This is a Python Scraper script built on top of PRAW script. This script was used to collect data for the Reddit Gild Predictor project.
pip install requirements.txt
Requirements: PRAW and Pandas python libraries.
- Login to your reddit account (or create one)
- Navigate to reddit.com/prefs/apps
- Click on create another app
- Give it a name, description and other details. You can use "http://localhost:8080" for the url. Use the "script" option.
- Grab the secret key and Client ID for later use
- Install the dependencies (pip install -r requirements.txt)
- If you running the script from commandline, create a PRAW file using praw-template.ini file (Client ID, secret key, reddit username and password associated with the app). - If running from GUI, you provide the details in the settings dialog and it will automatically create the relevant file.
Python script/Scraper.py SUBREDDIT -m MINIMUM -s /path/to/save_location -l
SUBREDDIT: Subreddit to scrape
-m: Minimum number of records to collect before quitting the script (required. Ex: 10000)
-s: path to your save location (if load option is used, location of the folder of your save files.

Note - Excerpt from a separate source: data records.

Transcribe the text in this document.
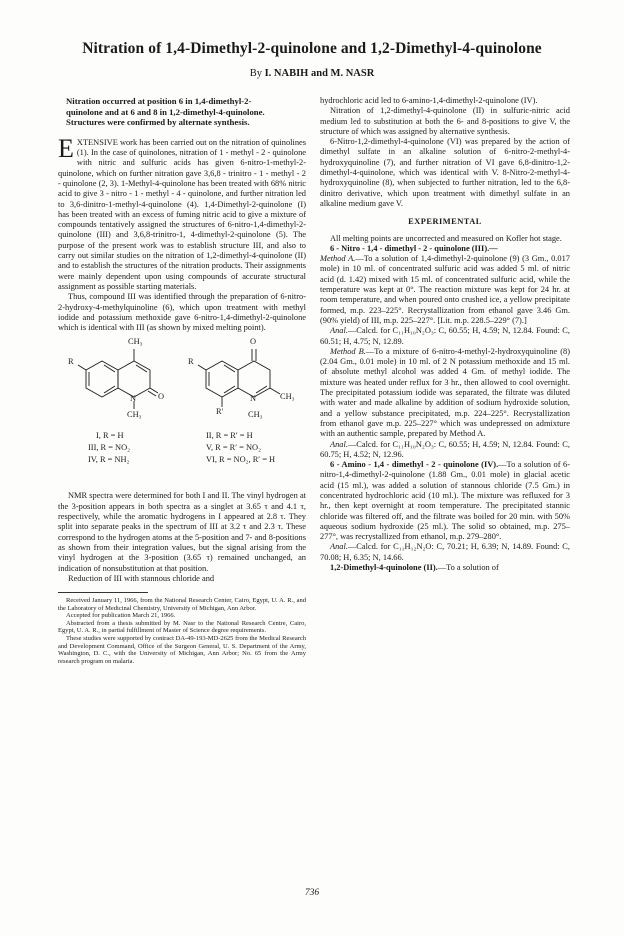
Nitration of 1,4-Dimethyl-2-quinolone and 1,2-Dimethyl-4-quinolone
By I. NABIH and M. NASR
Nitration occurred at position 6 in 1,4-dimethyl-2-quinolone and at 6 and 8 in 1,2-dimethyl-4-quinolone. Structures were confirmed by alternate synthesis.

EXTENSIVE work has been carried out on the nitration of quinolines (1). In the case of quinolones, nitration of 1 - methyl - 2 - quinolone with nitric and sulfuric acids has given 6-nitro-1-methyl-2-quinolone, which on further nitration gave 3,6,8 - trinitro - 1 - methyl - 2 - quinolone (2, 3). 1-Methyl-4-quinolone has been treated with 68% nitric acid to give 3 - nitro - 1 - methyl - 4 - quinolone, and further nitration led to 3,6-dinitro-1-methyl-4-quinolone (4). 1,4-Dimethyl-2-quinolone (I) has been treated with an excess of fuming nitric acid to give a mixture of compounds tentatively assigned the structures of 6-nitro-1,4-dimethyl-2-quinolone (III) and 3,6,8-trinitro-1, 4-dimethyl-2-quinolone (5). The purpose of the present work was to establish structure III, and also to carry out similar studies on the nitration of 1,2-dimethyl-4-quinolone (II) and to establish the structures of the nitration products. Their assignments were mainly dependent upon using compounds of accurate structural assignment as possible starting materials.

Thus, compound III was identified through the preparation of 6-nitro-2-hydroxy-4-methylquinoline (6), which upon treatment with methyl iodide and potassium methoxide gave 6-nitro-1,4-dimethyl-2-quinolone which is identical with III (as shown by mixed melting point).

CH₃
R
N	O
CH₃
O
R
N	CH₃
R′	CH₃
I, R = H
III, R = NO₂
IV, R = NH₂
II, R = R′ = H
V, R = R′ = NO₂
VI, R = NO₂, R′ = H

NMR spectra were determined for both I and II. The vinyl hydrogen at the 3-position appears in both spectra as a singlet at 3.65 τ and 4.1 τ, respectively, while the aromatic hydrogens in I appeared at 2.8 τ. They split into separate peaks in the spectrum of III at 3.2 τ and 2.3 τ. These correspond to the hydrogen atoms at the 5-position and 7- and 8-positions as shown from their integration values, but the signal arising from the vinyl hydrogen at the 3-position (3.65 τ) remained unchanged, an indication of nonsubstitution at that position.

Reduction of III with stannous chloride and

Received January 11, 1966, from the National Research Center, Cairo, Egypt, U. A. R., and the Laboratory of Medicinal Chemistry, University of Michigan, Ann Arbor.

Accepted for publication March 21, 1966.

Abstracted from a thesis submitted by M. Nasr to the National Research Centre, Cairo, Egypt, U. A. R., in partial fulfillment of Master of Science degree requirements.

These studies were supported by contract DA-49-193-MD-2625 from the Medical Research and Development Command, Office of the Surgeon General, U. S. Department of the Army, Washington, D. C., with the University of Michigan, Ann Arbor; No. 65 from the Army research program on malaria.

hydrochloric acid led to 6-amino-1,4-dimethyl-2-quinolone (IV).

Nitration of 1,2-dimethyl-4-quinolone (II) in sulfuric-nitric acid medium led to substitution at both the 6- and 8-positions to give V, the structure of which was assigned by alternative synthesis.

6-Nitro-1,2-dimethyl-4-quinolone (VI) was prepared by the action of dimethyl sulfate in an alkaline solution of 6-nitro-2-methyl-4-hydroxyquinoline (7), and further nitration of VI gave 6,8-dinitro-1,2-dimethyl-4-quinolone, which was identical with V. 8-Nitro-2-methyl-4-hydroxyquinoline (8), when subjected to further nitration, led to the 6,8-dinitro derivative, which upon treatment with dimethyl sulfate in an alkaline medium gave V.

EXPERIMENTAL

All melting points are uncorrected and measured on Kofler hot stage.

6 - Nitro - 1,4 - dimethyl - 2 - quinolone (III).—

Method A.—To a solution of 1,4-dimethyl-2-quinolone (9) (3 Gm., 0.017 mole) in 10 ml. of concentrated sulfuric acid was added 5 ml. of nitric acid (d. 1.42) mixed with 15 ml. of concentrated sulfuric acid, while the temperature was kept at 0°. The reaction mixture was kept for 24 hr. at room temperature, and when poured onto crushed ice, a yellow precipitate formed, m.p. 223–225°. Recrystallization from ethanol gave 3.46 Gm. (90% yield) of III, m.p. 225–227°. [Lit. m.p. 228.5–229° (7).]

Anal.—Calcd. for C₁₁H₁₀N₂O₃: C, 60.55; H, 4.59; N, 12.84. Found: C, 60.51; H, 4.75; N, 12.89.

Method B.—To a mixture of 6-nitro-4-methyl-2-hydroxyquinoline (8) (2.04 Gm., 0.01 mole) in 10 ml. of 2 N potassium methoxide and 15 ml. of absolute methyl alcohol was added 4 Gm. of methyl iodide. The mixture was heated under reflux for 3 hr., then allowed to cool overnight. The precipitated potassium iodide was separated, the filtrate was diluted with water and made alkaline by addition of sodium hydroxide solution, and a yellow substance precipitated, m.p. 224–225°. Recrystallization from ethanol gave m.p. 225–227° which was undepressed on admixture with an authentic sample, prepared by Method A.

Anal.—Calcd. for C₁₁H₁₀N₂O₃: C, 60.55; H, 4.59; N, 12.84. Found: C, 60.75; H, 4.52; N, 12.96.

6 - Amino - 1,4 - dimethyl - 2 - quinolone (IV).—To a solution of 6-nitro-1,4-dimethyl-2-quinolone (1.88 Gm., 0.01 mole) in glacial acetic acid (15 ml.), was added a solution of stannous chloride (7.5 Gm.) in concentrated hydrochloric acid (10 ml.). The mixture was refluxed for 3 hr., then kept overnight at room temperature. The precipitated stannic chloride was filtered off, and the filtrate was boiled for 20 min. with 50% aqueous sodium hydroxide (25 ml.). The solid so obtained, m.p. 275–277°, was recrystallized from ethanol, m.p. 279–280°.

Anal.—Calcd. for C₁₁H₁₂N₂O: C, 70.21; H, 6.39; N, 14.89. Found: C, 70.08; H, 6.35; N, 14.66.

1,2-Dimethyl-4-quinolone (II).—To a solution of

736
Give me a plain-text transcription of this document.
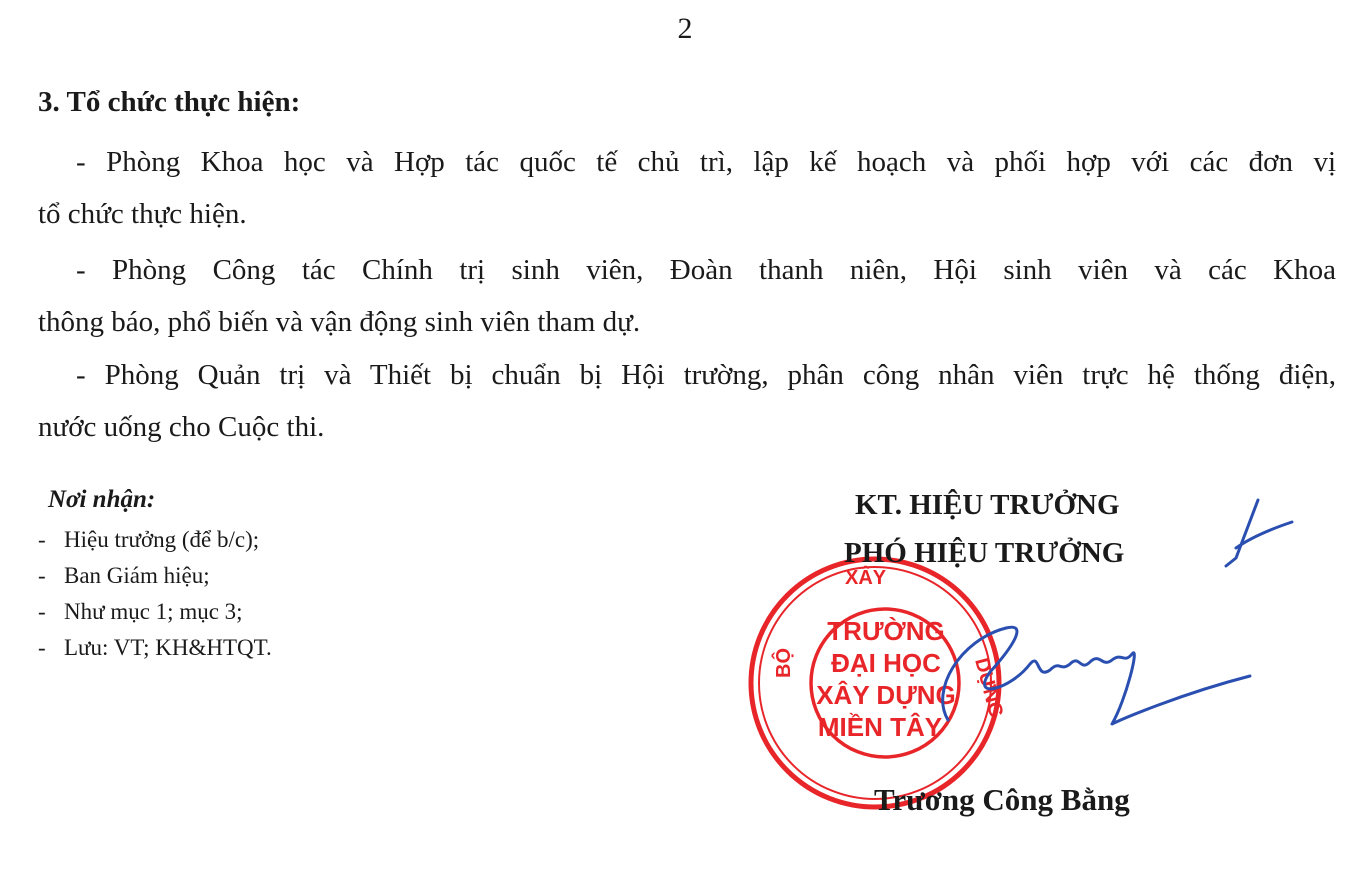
2
3. Tổ chức thực hiện:
- Phòng Khoa học và Hợp tác quốc tế chủ trì, lập kế hoạch và phối hợp với các đơn vị
tổ chức thực hiện.
- Phòng Công tác Chính trị sinh viên, Đoàn thanh niên, Hội sinh viên và các Khoa
thông báo, phổ biến và vận động sinh viên tham dự.
- Phòng Quản trị và Thiết bị chuẩn bị Hội trường, phân công nhân viên trực hệ thống điện,
nước uống cho Cuộc thi.
Nơi nhận:
- Hiệu trưởng (để b/c);
- Ban Giám hiệu;
- Như mục 1; mục 3;
- Lưu: VT; KH&HTQT.
BỘ
XÂY
DỰNG
TRƯỜNG
ĐẠI HỌC
XÂY DỰNG
MIỀN TÂY
KT. HIỆU TRƯỞNG
PHÓ HIỆU TRƯỞNG
Trương Công Bằng
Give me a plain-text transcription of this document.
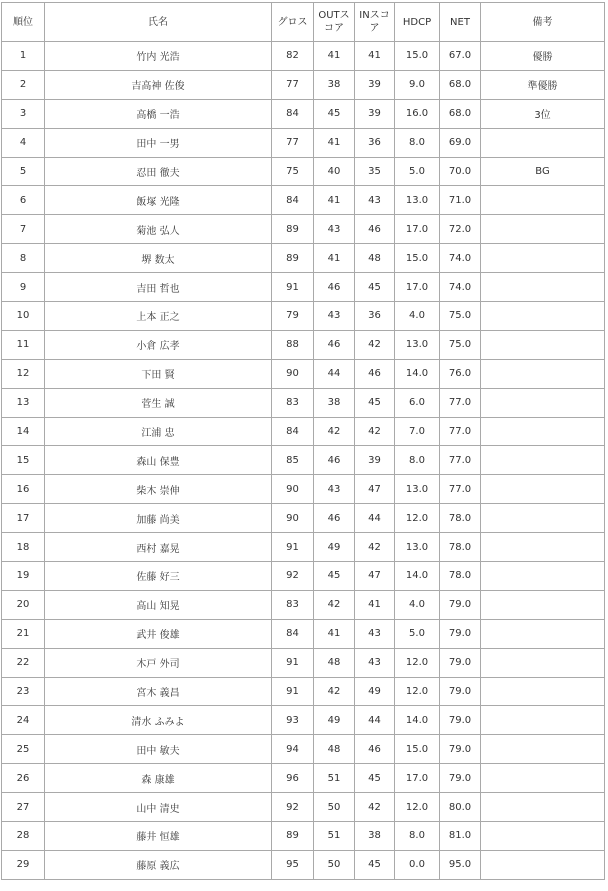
順位	氏名	グロス	OUTスコア	INスコア	HDCP	NET	備考
1	竹内 光浩	82	41	41	15.0	67.0	優勝
2	吉高神 佐俊	77	38	39	9.0	68.0	準優勝
3	高橋 一浩	84	45	39	16.0	68.0	3位
4	田中 一男	77	41	36	8.0	69.0	
5	忍田 徹夫	75	40	35	5.0	70.0	BG
6	飯塚 光隆	84	41	43	13.0	71.0	
7	菊池 弘人	89	43	46	17.0	72.0	
8	堺 数太	89	41	48	15.0	74.0	
9	吉田 哲也	91	46	45	17.0	74.0	
10	上本 正之	79	43	36	4.0	75.0	
11	小倉 広孝	88	46	42	13.0	75.0	
12	下田 賢	90	44	46	14.0	76.0	
13	菅生 誠	83	38	45	6.0	77.0	
14	江浦 忠	84	42	42	7.0	77.0	
15	森山 保豊	85	46	39	8.0	77.0	
16	柴木 崇伸	90	43	47	13.0	77.0	
17	加藤 尚美	90	46	44	12.0	78.0	
18	西村 嘉晃	91	49	42	13.0	78.0	
19	佐藤 好三	92	45	47	14.0	78.0	
20	高山 知晃	83	42	41	4.0	79.0	
21	武井 俊雄	84	41	43	5.0	79.0	
22	木戸 外司	91	48	43	12.0	79.0	
23	宮木 義昌	91	42	49	12.0	79.0	
24	清水 ふみよ	93	49	44	14.0	79.0	
25	田中 敏夫	94	48	46	15.0	79.0	
26	森 康雄	96	51	45	17.0	79.0	
27	山中 清史	92	50	42	12.0	80.0	
28	藤井 恒雄	89	51	38	8.0	81.0	
29	藤原 義広	95	50	45	0.0	95.0	
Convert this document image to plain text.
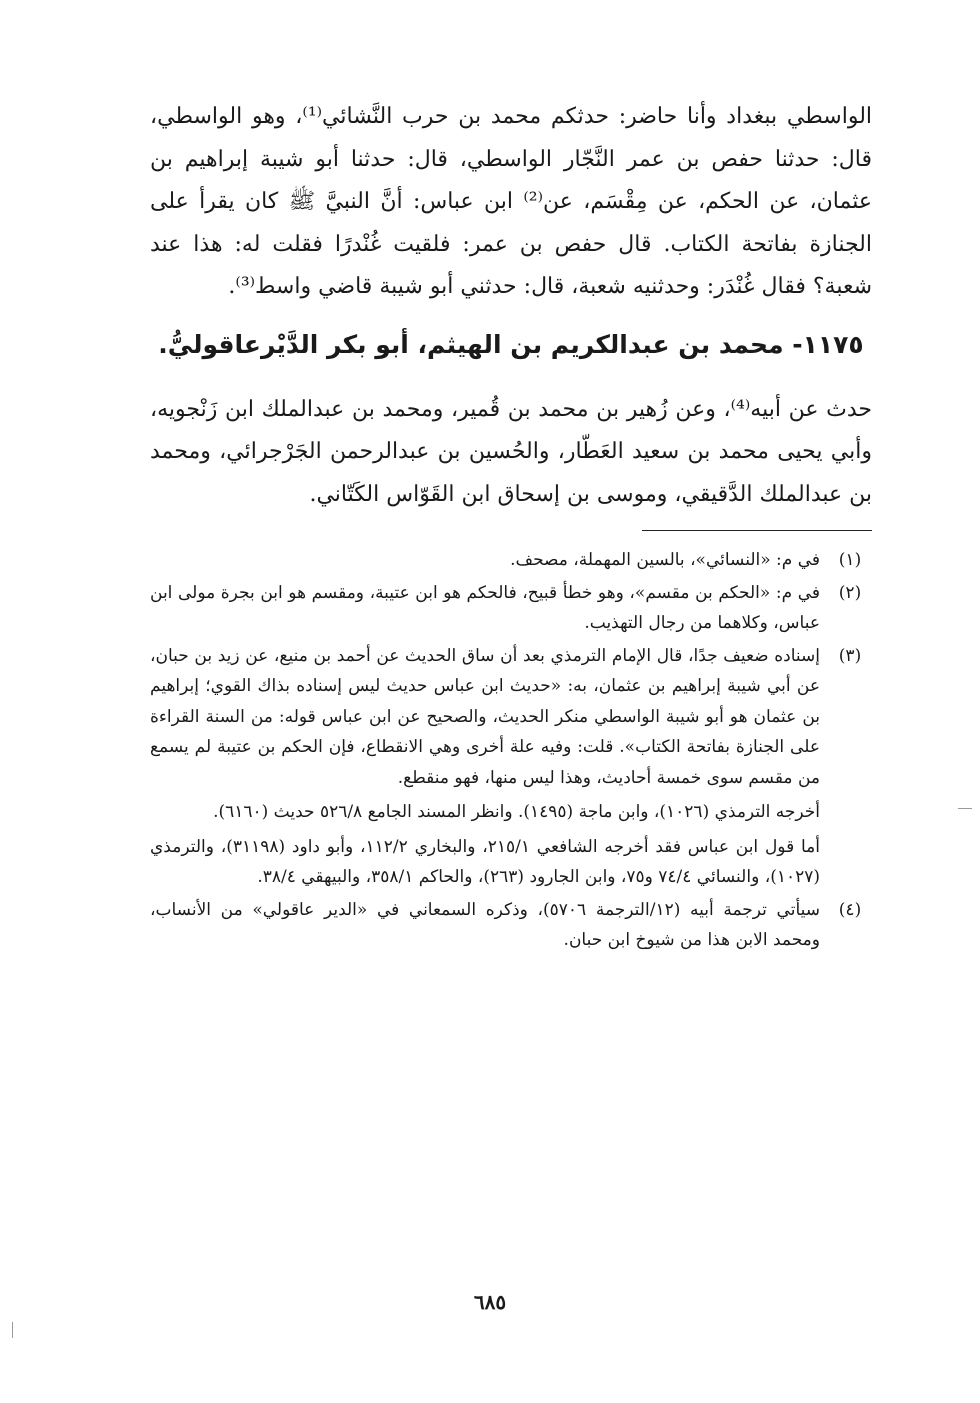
الواسطي ببغداد وأنا حاضر: حدثكم محمد بن حرب النَّشائي⁽¹⁾، وهو الواسطي، قال: حدثنا حفص بن عمر النَّجّار الواسطي، قال: حدثنا أبو شيبة إبراهيم بن عثمان، عن الحكم، عن مِقْسَم، عن⁽²⁾ ابن عباس: أنَّ النبيَّ ﷺ كان يقرأ على الجنازة بفاتحة الكتاب. قال حفص بن عمر: فلقيت غُنْدرًا فقلت له: هذا عند شعبة؟ فقال غُنْدَر: وحدثنيه شعبة، قال: حدثني أبو شيبة قاضي واسط⁽³⁾.

١١٧٥- محمد بن عبدالكريم بن الهيثم، أبو بكر الدَّيْرعاقوليُّ.

حدث عن أبيه⁽⁴⁾، وعن زُهير بن محمد بن قُمير، ومحمد بن عبدالملك ابن زَنْجويه، وأبي يحيى محمد بن سعيد العَطّار، والحُسين بن عبدالرحمن الجَرْجرائي، ومحمد بن عبدالملك الدَّقيقي، وموسى بن إسحاق ابن القَوّاس الكَتّاني.

(١)
في م: «النسائي»، بالسين المهملة، مصحف.
(٢)
في م: «الحكم بن مقسم»، وهو خطأ قبيح، فالحكم هو ابن عتيبة، ومقسم هو ابن بجرة مولى ابن عباس، وكلاهما من رجال التهذيب.
(٣)
إسناده ضعيف جدًا، قال الإمام الترمذي بعد أن ساق الحديث عن أحمد بن منيع، عن زيد بن حبان، عن أبي شيبة إبراهيم بن عثمان، به: «حديث ابن عباس حديث ليس إسناده بذاك القوي؛ إبراهيم بن عثمان هو أبو شيبة الواسطي منكر الحديث، والصحيح عن ابن عباس قوله: من السنة القراءة على الجنازة بفاتحة الكتاب». قلت: وفيه علة أخرى وهي الانقطاع، فإن الحكم بن عتيبة لم يسمع من مقسم سوى خمسة أحاديث، وهذا ليس منها، فهو منقطع.
أخرجه الترمذي (١٠٢٦)، وابن ماجة (١٤٩٥). وانظر المسند الجامع ٥٢٦/٨ حديث (٦١٦٠).
أما قول ابن عباس فقد أخرجه الشافعي ٢١٥/١، والبخاري ١١٢/٢، وأبو داود (٣١١٩٨)، والترمذي (١٠٢٧)، والنسائي ٧٤/٤ و٧٥، وابن الجارود (٢٦٣)، والحاكم ٣٥٨/١، والبيهقي ٣٨/٤.
(٤)
سيأتي ترجمة أبيه (١٢/الترجمة ٥٧٠٦)، وذكره السمعاني في «الدير عاقولي» من الأنساب، ومحمد الابن هذا من شيوخ ابن حبان.
٦٨٥
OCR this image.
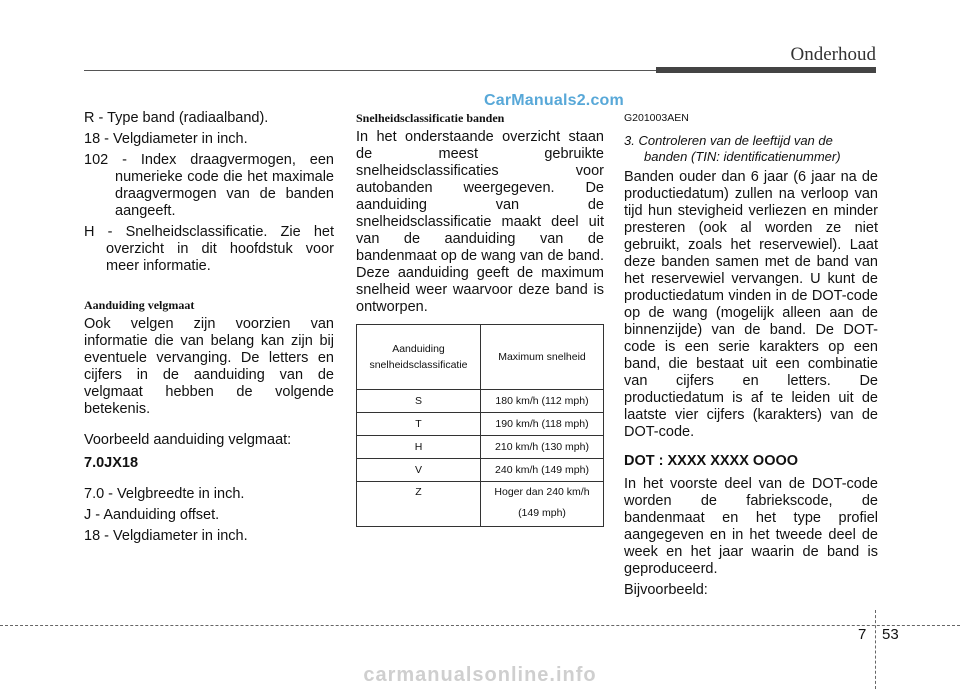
Onderhoud
CarManuals2.com

R - Type band (radiaalband).

18 - Velgdiameter in inch.

102 - Index draagvermogen, een numerieke code die het maximale draagvermogen van de banden aangeeft.

H - Snelheidsclassificatie. Zie het overzicht in dit hoofdstuk voor meer informatie.

Aanduiding velgmaat

Ook velgen zijn voorzien van informatie die van belang kan zijn bij eventuele vervanging. De letters en cijfers in de aanduiding van de velgmaat hebben de volgende betekenis.

Voorbeeld aanduiding velgmaat:

7.0JX18

7.0 - Velgbreedte in inch.

J - Aanduiding offset.

18 - Velgdiameter in inch.

Snelheidsclassificatie banden

In het onderstaande overzicht staan de meest gebruikte snelheidsclassificaties voor autobanden weergegeven. De aanduiding van de snelheidsclassificatie maakt deel uit van de aanduiding van de bandenmaat op de wang van de band. Deze aanduiding geeft de maximum snelheid weer waarvoor deze band is ontworpen.

Aanduiding
snelheidsclassificatie	Maximum snelheid
S	180 km/h (112 mph)
T	190 km/h (118 mph)
H	210 km/h (130 mph)
V	240 km/h (149 mph)

Z	Hoger dan 240 km/h
(149 mph)

G201003AEN

3. Controleren van de leeftijd van de
banden (TIN: identificatienummer)

Banden ouder dan 6 jaar (6 jaar na de productiedatum) zullen na verloop van tijd hun stevigheid verliezen en minder presteren (ook al worden ze niet gebruikt, zoals het reservewiel). Laat deze banden samen met de band van het reservewiel vervangen. U kunt de productiedatum vinden in de DOT-code op de wang (mogelijk alleen aan de binnenzijde) van de band. De DOT-code is een serie karakters op een band, die bestaat uit een combinatie van cijfers en letters. De productiedatum is af te leiden uit de laatste vier cijfers (karakters) van de DOT-code.

DOT : XXXX XXXX OOOO

In het voorste deel van de DOT-code worden de fabriekscode, de bandenmaat en het type profiel aangegeven en in het tweede deel de week en het jaar waarin de band is geproduceerd.

Bijvoorbeeld:

7 53
carmanualsonline.info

Default: creates data/ folder in current directory)
-l: Load flag to continue scraping from earlier (if used, save location is required)
Example usage:
Python script/Scraper.py Gaming -m 10000 -s /data/raw
GUI package is currently under some maintenance.
You are free to run electron package (More instructions coming soon, along with a fully packaged version of the GUI).
If you want to try the electron app:
- Make sure to download electron and node.js
- Run using npm start .
- Add ability to rerun scraper after completing one "round" of scraping (reenable submit button)
- Improving the save/checkpoint system
- Windows, Linux and MacOS installable/portable packages